This davit system is part of the “supporting structure” for boatswain’s chairs and elevating/suspended work platforms and their attachments, which are used extensively in window washing and building facade repair work operations.
The Ministry of Labour, Training and Skills Development is aware of an incident where an aluminium davit arm collapsed while the system was hoisting a suspended work platform with two workers. The platform was only four feet above ground level at the time of the collapse. None of the workers sustained injury.
This davit arm system that failed in this situation was manufactured in 1990. It was installed on the roof of the building for the purpose of window cleaning operations. A competent person visually inspected the system during the annual anchor inspection, as required by Section 41 of Ontario Regulation 859 for Window Cleaning. The inspection report did not identify any deficiency in the davit arm system.
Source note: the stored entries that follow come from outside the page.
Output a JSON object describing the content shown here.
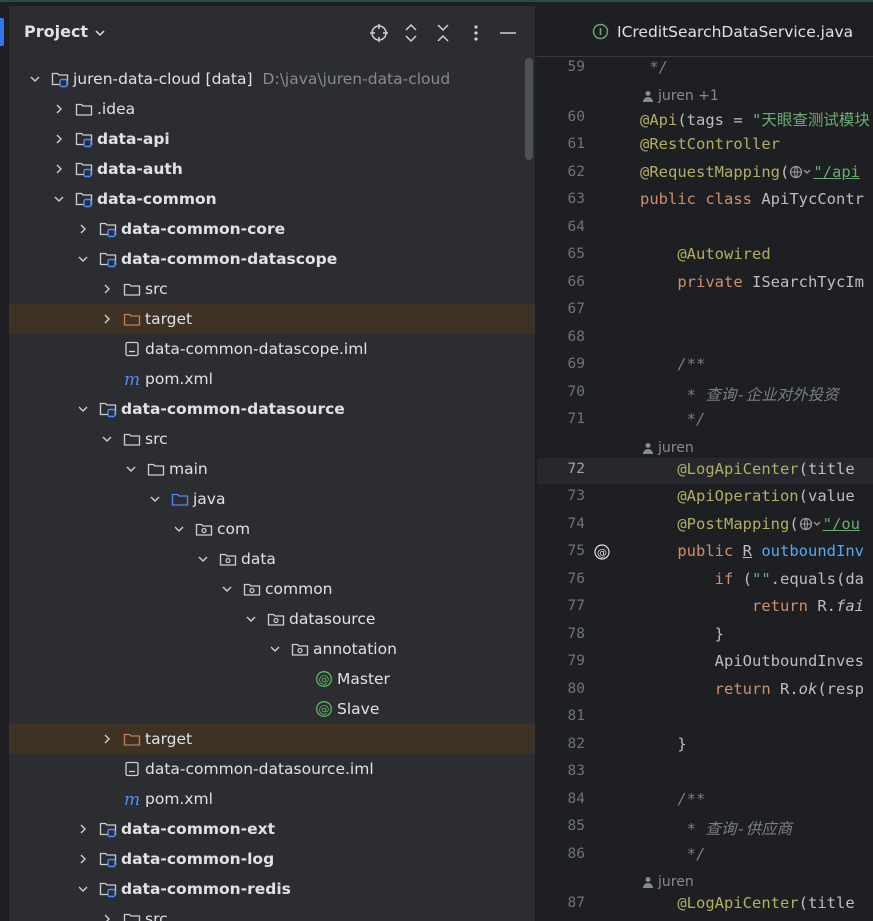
{
  "project_panel": {
    "title": "Project",
    "header_buttons": [
      "locate-icon",
      "expand-all-icon",
      "collapse-all-icon",
      "more-icon",
      "minimize-icon"
    ],
    "rows": [
      {
        "depth": 0,
        "chev": "down",
        "icon": "module-folder",
        "label": "juren-data-cloud [data]",
        "path": "D:\\java\\juren-data-cloud",
        "bold": false,
        "hl": false
      },
      {
        "depth": 1,
        "chev": "right",
        "icon": "folder",
        "label": ".idea",
        "bold": false,
        "hl": false
      },
      {
        "depth": 1,
        "chev": "right",
        "icon": "module-folder",
        "label": "data-api",
        "bold": true,
        "hl": false
      },
      {
        "depth": 1,
        "chev": "right",
        "icon": "module-folder",
        "label": "data-auth",
        "bold": true,
        "hl": false
      },
      {
        "depth": 1,
        "chev": "down",
        "icon": "module-folder",
        "label": "data-common",
        "bold": true,
        "hl": false
      },
      {
        "depth": 2,
        "chev": "right",
        "icon": "module-folder",
        "label": "data-common-core",
        "bold": true,
        "hl": false
      },
      {
        "depth": 2,
        "chev": "down",
        "icon": "module-folder",
        "label": "data-common-datascope",
        "bold": true,
        "hl": false
      },
      {
        "depth": 3,
        "chev": "right",
        "icon": "folder",
        "label": "src",
        "bold": false,
        "hl": false
      },
      {
        "depth": 3,
        "chev": "right",
        "icon": "excluded-folder",
        "label": "target",
        "bold": false,
        "hl": true
      },
      {
        "depth": 3,
        "chev": "",
        "icon": "iml-file",
        "label": "data-common-datascope.iml",
        "bold": false,
        "hl": false
      },
      {
        "depth": 3,
        "chev": "",
        "icon": "maven-file",
        "label": "pom.xml",
        "bold": false,
        "hl": false
      },
      {
        "depth": 2,
        "chev": "down",
        "icon": "module-folder",
        "label": "data-common-datasource",
        "bold": true,
        "hl": false
      },
      {
        "depth": 3,
        "chev": "down",
        "icon": "folder",
        "label": "src",
        "bold": false,
        "hl": false
      },
      {
        "depth": 4,
        "chev": "down",
        "icon": "folder",
        "label": "main",
        "bold": false,
        "hl": false
      },
      {
        "depth": 5,
        "chev": "down",
        "icon": "source-folder",
        "label": "java",
        "bold": false,
        "hl": false
      },
      {
        "depth": 6,
        "chev": "down",
        "icon": "package-folder",
        "label": "com",
        "bold": false,
        "hl": false
      },
      {
        "depth": 7,
        "chev": "down",
        "icon": "package-folder",
        "label": "data",
        "bold": false,
        "hl": false
      },
      {
        "depth": 8,
        "chev": "down",
        "icon": "package-folder",
        "label": "common",
        "bold": false,
        "hl": false
      },
      {
        "depth": 9,
        "chev": "down",
        "icon": "package-folder",
        "label": "datasource",
        "bold": false,
        "hl": false
      },
      {
        "depth": 10,
        "chev": "down",
        "icon": "package-folder",
        "label": "annotation",
        "bold": false,
        "hl": false
      },
      {
        "depth": 11,
        "chev": "",
        "icon": "annotation-file",
        "label": "Master",
        "bold": false,
        "hl": false
      },
      {
        "depth": 11,
        "chev": "",
        "icon": "annotation-file",
        "label": "Slave",
        "bold": false,
        "hl": false
      },
      {
        "depth": 3,
        "chev": "right",
        "icon": "excluded-folder",
        "label": "target",
        "bold": false,
        "hl": true
      },
      {
        "depth": 3,
        "chev": "",
        "icon": "iml-file",
        "label": "data-common-datasource.iml",
        "bold": false,
        "hl": false
      },
      {
        "depth": 3,
        "chev": "",
        "icon": "maven-file",
        "label": "pom.xml",
        "bold": false,
        "hl": false
      },
      {
        "depth": 2,
        "chev": "right",
        "icon": "module-folder",
        "label": "data-common-ext",
        "bold": true,
        "hl": false
      },
      {
        "depth": 2,
        "chev": "right",
        "icon": "module-folder",
        "label": "data-common-log",
        "bold": true,
        "hl": false
      },
      {
        "depth": 2,
        "chev": "down",
        "icon": "module-folder",
        "label": "data-common-redis",
        "bold": true,
        "hl": false
      },
      {
        "depth": 3,
        "chev": "right",
        "icon": "folder",
        "label": "src",
        "bold": false,
        "hl": false
      }
    ]
  },
  "editor": {
    "tab": {
      "label": "ICreditSearchDataService.java",
      "icon": "interface-icon"
    },
    "lines": [
      {
        "kind": "code",
        "ln": "59",
        "parts": [
          {
            "t": " */",
            "c": "cm"
          }
        ]
      },
      {
        "kind": "author",
        "text": "juren +1"
      },
      {
        "kind": "code",
        "ln": "60",
        "parts": [
          {
            "t": "@Api",
            "c": "ann"
          },
          {
            "t": "(tags = ",
            "c": ""
          },
          {
            "t": "\"天眼查测试模块",
            "c": "str"
          }
        ]
      },
      {
        "kind": "code",
        "ln": "61",
        "parts": [
          {
            "t": "@RestController",
            "c": "ann"
          }
        ]
      },
      {
        "kind": "code",
        "ln": "62",
        "parts": [
          {
            "t": "@RequestMapping",
            "c": "ann"
          },
          {
            "t": "(",
            "c": ""
          },
          {
            "t": "@globe",
            "c": "globe"
          },
          {
            "t": "\"/api",
            "c": "str link"
          }
        ]
      },
      {
        "kind": "code",
        "ln": "63",
        "parts": [
          {
            "t": "public class ",
            "c": "kw"
          },
          {
            "t": "ApiTycContr",
            "c": ""
          }
        ]
      },
      {
        "kind": "code",
        "ln": "64",
        "parts": []
      },
      {
        "kind": "code",
        "ln": "65",
        "parts": [
          {
            "t": "    ",
            "c": ""
          },
          {
            "t": "@Autowired",
            "c": "ann"
          }
        ]
      },
      {
        "kind": "code",
        "ln": "66",
        "parts": [
          {
            "t": "    ",
            "c": ""
          },
          {
            "t": "private ",
            "c": "kw"
          },
          {
            "t": "ISearchTycIm",
            "c": ""
          }
        ]
      },
      {
        "kind": "code",
        "ln": "67",
        "parts": []
      },
      {
        "kind": "code",
        "ln": "68",
        "parts": []
      },
      {
        "kind": "code",
        "ln": "69",
        "parts": [
          {
            "t": "    /**",
            "c": "cm"
          }
        ]
      },
      {
        "kind": "code",
        "ln": "70",
        "parts": [
          {
            "t": "     * 查询-企业对外投资",
            "c": "cm"
          }
        ]
      },
      {
        "kind": "code",
        "ln": "71",
        "parts": [
          {
            "t": "     */",
            "c": "cm"
          }
        ]
      },
      {
        "kind": "author",
        "text": "juren"
      },
      {
        "kind": "code",
        "ln": "72",
        "cur": true,
        "parts": [
          {
            "t": "    ",
            "c": ""
          },
          {
            "t": "@LogApiCenter",
            "c": "ann"
          },
          {
            "t": "(title",
            "c": ""
          }
        ]
      },
      {
        "kind": "code",
        "ln": "73",
        "parts": [
          {
            "t": "    ",
            "c": ""
          },
          {
            "t": "@ApiOperation",
            "c": "ann"
          },
          {
            "t": "(value",
            "c": ""
          }
        ]
      },
      {
        "kind": "code",
        "ln": "74",
        "parts": [
          {
            "t": "    ",
            "c": ""
          },
          {
            "t": "@PostMapping",
            "c": "ann"
          },
          {
            "t": "(",
            "c": ""
          },
          {
            "t": "@globe",
            "c": "globe"
          },
          {
            "t": "\"/ou",
            "c": "str link"
          }
        ]
      },
      {
        "kind": "code",
        "ln": "75",
        "mark": "@",
        "parts": [
          {
            "t": "    ",
            "c": ""
          },
          {
            "t": "public ",
            "c": "kw"
          },
          {
            "t": "R",
            "c": "link"
          },
          {
            "t": " ",
            "c": ""
          },
          {
            "t": "outboundInv",
            "c": "fn"
          }
        ]
      },
      {
        "kind": "code",
        "ln": "76",
        "parts": [
          {
            "t": "        ",
            "c": ""
          },
          {
            "t": "if ",
            "c": "kw"
          },
          {
            "t": "(",
            "c": ""
          },
          {
            "t": "\"\"",
            "c": "str"
          },
          {
            "t": ".equals(da",
            "c": ""
          }
        ]
      },
      {
        "kind": "code",
        "ln": "77",
        "parts": [
          {
            "t": "            ",
            "c": ""
          },
          {
            "t": "return ",
            "c": "kw"
          },
          {
            "t": "R.",
            "c": ""
          },
          {
            "t": "fai",
            "c": "it"
          }
        ]
      },
      {
        "kind": "code",
        "ln": "78",
        "parts": [
          {
            "t": "        }",
            "c": ""
          }
        ]
      },
      {
        "kind": "code",
        "ln": "79",
        "parts": [
          {
            "t": "        ApiOutboundInves",
            "c": ""
          }
        ]
      },
      {
        "kind": "code",
        "ln": "80",
        "parts": [
          {
            "t": "        ",
            "c": ""
          },
          {
            "t": "return ",
            "c": "kw"
          },
          {
            "t": "R.",
            "c": ""
          },
          {
            "t": "ok",
            "c": "it"
          },
          {
            "t": "(resp",
            "c": ""
          }
        ]
      },
      {
        "kind": "code",
        "ln": "81",
        "parts": []
      },
      {
        "kind": "code",
        "ln": "82",
        "parts": [
          {
            "t": "    }",
            "c": ""
          }
        ]
      },
      {
        "kind": "code",
        "ln": "83",
        "parts": []
      },
      {
        "kind": "code",
        "ln": "84",
        "parts": [
          {
            "t": "    /**",
            "c": "cm"
          }
        ]
      },
      {
        "kind": "code",
        "ln": "85",
        "parts": [
          {
            "t": "     * 查询-供应商",
            "c": "cm"
          }
        ]
      },
      {
        "kind": "code",
        "ln": "86",
        "parts": [
          {
            "t": "     */",
            "c": "cm"
          }
        ]
      },
      {
        "kind": "author",
        "text": "juren"
      },
      {
        "kind": "code",
        "ln": "87",
        "parts": [
          {
            "t": "    ",
            "c": ""
          },
          {
            "t": "@LogApiCenter",
            "c": "ann"
          },
          {
            "t": "(title",
            "c": ""
          }
        ]
      }
    ]
  },
  "colors": {
    "accent": "#3574f0",
    "bg": "#1e1f22",
    "panel": "#2b2d30",
    "highlight": "#3d3223"
  }
}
The Ministry of Labour, Training and Skills Development’s incident investigation found that the welds which connected the beams to the shoulder collar were the likely cause of this accident. A further investigation by welding specialists found the existing welds to be deficient and that they failed to support the structural loads applied to the system during hoisting of the suspended work platform.
The Ministry of Labour, Training and Skills Development’s investigation team also learned that a similar davit arm failure contributed in the death of a worker in the City of Montreal. The cause of that failure was due to "deficient welds".
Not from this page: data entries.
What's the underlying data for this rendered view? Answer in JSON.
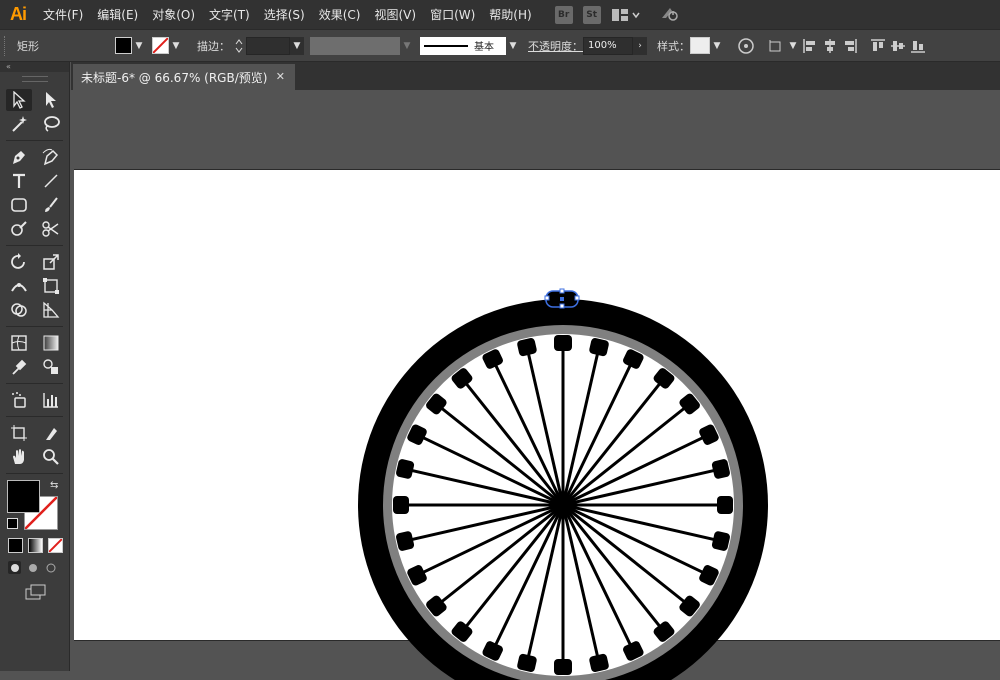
{
  "app": {
    "logo": "Ai"
  },
  "menu": [
    "文件(F)",
    "编辑(E)",
    "对象(O)",
    "文字(T)",
    "选择(S)",
    "效果(C)",
    "视图(V)",
    "窗口(W)",
    "帮助(H)"
  ],
  "menubar_icons": {
    "bridge": "Br",
    "stock": "St",
    "arrange_icon": "arrange-documents-icon",
    "sync_icon": "gpu-sync-icon"
  },
  "control_bar": {
    "object_type": "矩形",
    "fill_color": "#000000",
    "stroke_label": "描边：",
    "stroke_weight": "",
    "brush_label": "基本",
    "opacity_label": "不透明度：",
    "opacity_value": "100%",
    "style_label": "样式："
  },
  "document": {
    "tab_title": "未标题-6* @ 66.67% (RGB/预览)"
  },
  "colors": {
    "accent_orange": "#ff9a00",
    "selection_blue": "#3d6fe0",
    "tire": "#000000",
    "rim": "#808080"
  },
  "tools": [
    [
      "selection-tool-icon",
      "direct-selection-tool-icon"
    ],
    [
      "magic-wand-tool-icon",
      "lasso-tool-icon"
    ],
    [
      "pen-tool-icon",
      "curvature-tool-icon"
    ],
    [
      "type-tool-icon",
      "line-segment-tool-icon"
    ],
    [
      "rectangle-tool-icon",
      "paintbrush-tool-icon"
    ],
    [
      "shaper-tool-icon",
      "scissors-tool-icon"
    ],
    [
      "rotate-tool-icon",
      "scale-tool-icon"
    ],
    [
      "width-tool-icon",
      "free-transform-tool-icon"
    ],
    [
      "shape-builder-tool-icon",
      "perspective-grid-tool-icon"
    ],
    [
      "mesh-tool-icon",
      "gradient-tool-icon"
    ],
    [
      "eyedropper-tool-icon",
      "blend-tool-icon"
    ],
    [
      "symbol-sprayer-tool-icon",
      "column-graph-tool-icon"
    ],
    [
      "artboard-tool-icon",
      "slice-tool-icon"
    ],
    [
      "hand-tool-icon",
      "zoom-tool-icon"
    ]
  ]
}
All buildings where window-washing operations and building facade repair are carried out using elevating/suspended work platforms and boatswain’s chairs that are suspended by a davit system.
It is recommended that owners of buildings where davit systems are installed on the roof conduct the following before commencing window washing or building facade repair work.
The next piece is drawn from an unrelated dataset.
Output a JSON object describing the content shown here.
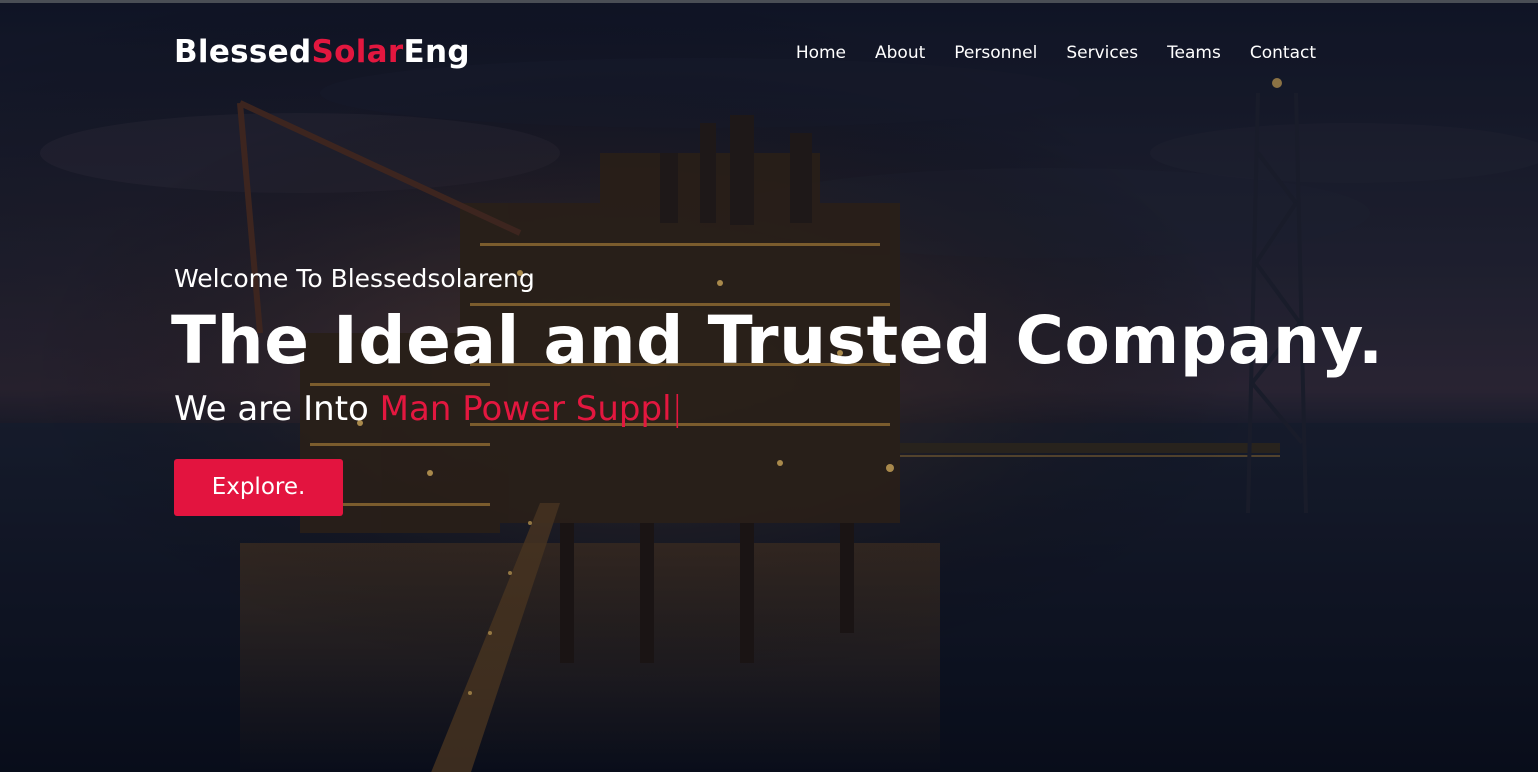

- Have the davit arm system inspected and verified by a competent person or a professional engineer to ensure that the system can support the loads applied to it;
- Have the welds inspected to ensure structural integrity and conformance with CSA Standards Z271-98 Article 5.4.1 (welding of steel) and Z271-98 Article 5.4.2 (welding of aluminium).
- If the welds or other component of the system is defective, withdraw the system from service and do not use it until the appropriate corrective action is taken.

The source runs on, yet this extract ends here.